DNA evidence plays a vital role in convicting suspects and in clearing the falsely accused. A person’s DNA (deoxyribonucleic acid) remains constant throughout his or her life and is specific to that individual, which means that no two people, with the exception of identical twins, have the same DNA. The importance of that, and the reason that this type of evidence is being so widely used throughout this country, is if someone’s DNA can be collected from a crime scene or from physical evidence related to the allegation, it can either link the accused to the crime or exclude him or her from being involved in the crime.

DNA is found in virtually every cell in the body and is commonly retrieved from one’s blood, saliva, bone, skin tissue or hair. In a D.V. criminal threats case, DNA would likely be found in the saliva on a licked envelope that contained the threatening letter or on the accuser’s body or clothes if there was physical contact between the defendant and his or her intimate partner at the time of the alleged offense. If the defendant’s DNA was retrieved from these or from any other location that was involved in the charged incident, it may be easier to convict that individual for the crime. However, if someone else’s DNA was found on that envelope or on the partner’s body or clothes, it may be easier to clear the accused of that crime.

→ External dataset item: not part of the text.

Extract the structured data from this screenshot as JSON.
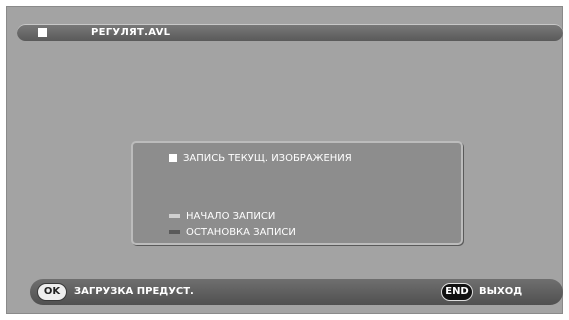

Because DNA evidence is becoming so prevalent in intimate partner abuse cases, it is critical that an accused hires an attorney who understands the science behind this type of evidence and who is familiar with the ways that it can be used during a trial. The experienced attorneys at The Kavinoky Law Firm receive ongoing training in domestic violence law and on the evidentiary issues, such as DNA evidence, that frequently arise during these types of cases. They have successfully defended countless individuals facing criminal threats charges by preparing the most comprehensive defense strategies possible.